Saying about Kotlin 1.1 features, usage of underscores for unused parameters can be useful - as well as short and clear - if we’d like to check what branch to execute by partial set of object’s properties.
You basically want when to do the full blown pattern matching that Scala offers, but that is one of the features that JB decided was too complex (and probably really hard to implement).
While this will technically work it is not very efficient as it creates throw away objects for comparing.
I certainly agree that there are some definitely needed improvements to when, I don’t think we want full blown pattern matching.
Pattern matching is one the best things about Scala, and it’s something that’s easy to understand while being extremely useful. Sometimes I think people think all features of Scala are over complex functional programming idioms.

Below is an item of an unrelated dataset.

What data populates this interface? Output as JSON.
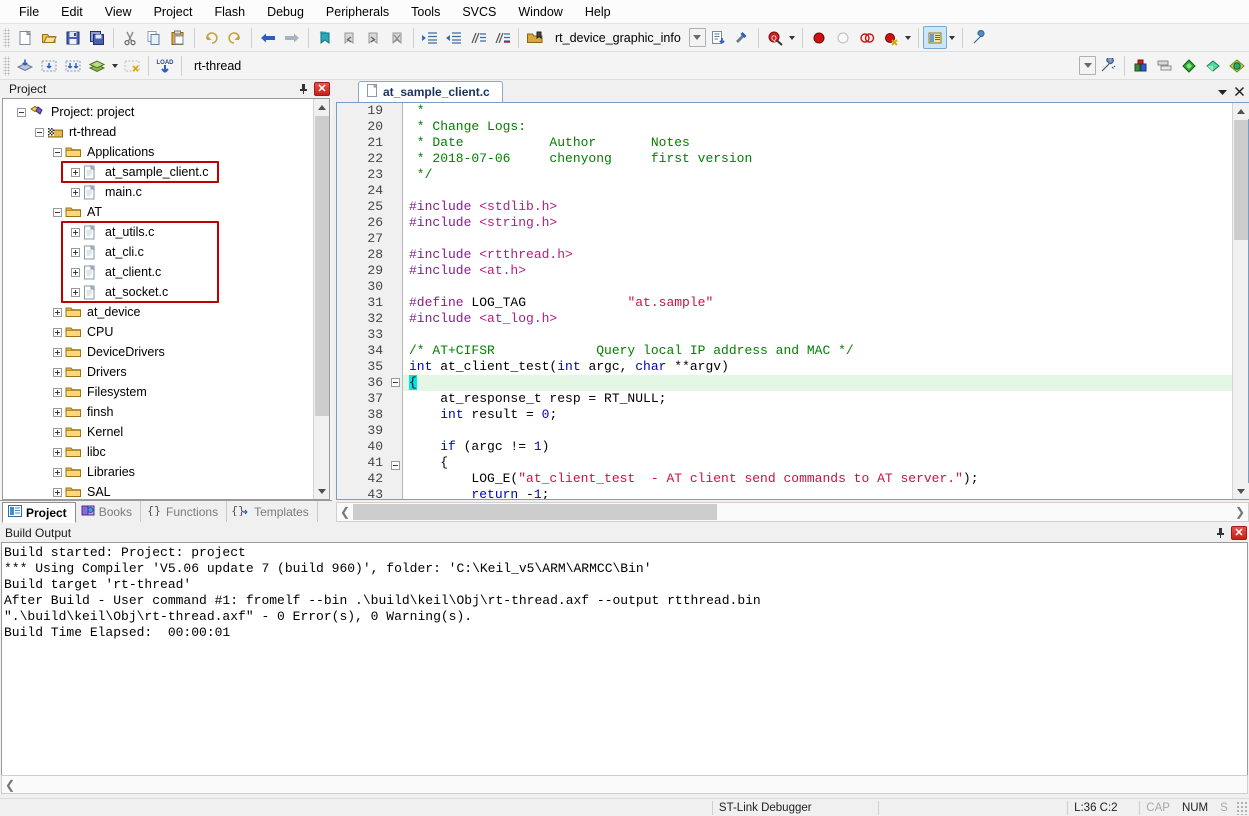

While there are features that maybe fit into that category, pattern matching is not one of them. When I re-wrote a Scala library in Kotlin, the lack of pattern matching was the biggest annoyance to me.
In pattern matching you can a) match against values inside a structure (hence the term) and b) extract values from the matched expression.
So if we had a data class called Person, we could do
when(person) {
Person("sam", age) -> println("This matches all sams and makes $age available as a parameter")
Person(name, _) -> println("This matches all persons, and makes $name a parameter and ignores the age")
}
and various combinations of that kind of thing.
In Scala if you use a literal, then it will be matched against that value, if you use a variable name it will extract the value and assign it to the variable, and if you use a variable name inside backticks it will match against the value of an already defined variable (but that variable must be ‘constant’).
I’ve been using Kotlin and Rust side by side for a while now, and have really missed proper pattern matching from Rust, while missing proper IDE support from Kotlin
I don think that full blown pattern matching would be absolutely necessary. When can already do a lot of powerful things. What I’d like to see especially is something like this
when(thing) {
is Pair(a, b) -> { }
is OtherDataClass(a, _, c) -> {}
}
In that case, all that’d need to do is desugar it to a traditional data class destructuring.
when(thing) {
is Pair -> {
val (a, b) = thing
}
is OtherDataClass -> {
val (a, _, c) = thing
}
}
Would make that sort of code look much nicer, imo.
Having something like but not really pattern matching feels so off to me, especially in the presence of sealed and data classes. I couldn’t believe it and kept searching for what I was doing wrong. Finding out that it’s just not there in Kotlin was a big disappointment; the advantages of pattern matching in terms of explicit brevity are so big that its lack is noticeable.
I keep comparing Kotlin to Swift, and Swift has pattern matching for enums with associated values (which are really ADTs). The Scala approach to implementing it on top of the JVM seems prudent to me.
I’d appreciate some clarification about what was deemed “too complex”. The implementation in the compiler? The language feature for programmers?
I shifted some things around in my head and in a scratch, and I think pattern matching could be an additive, mostly-sugar extension. That is, programmers wouldn’t have to deal with it unless they want to, and huge parts of the implementation beyond desugarisation might be covered by the existing compiler. I’m sure I’m missing things, but I don’t understand why this is apparently not a discussion worth having.
I share exactly the same thoughts, and I’m also coming from a Swift background.
If programming complexity is an issue, Swift being open source, compiler programmers could take a glance at what was done in Swift
Yes, please, I miss pattern matching. +1 to what sksamuel and marikka said above.
IMO, destructuring is one of those “Aha!” moments in programming that is hard to do without once you’ve gotten used to it. And several other languages do have programmers getting used to it. So true matching would be awesome, but even if it were only allowed to go one level deep, binding names to parts would really improve the ergonomics of when usage.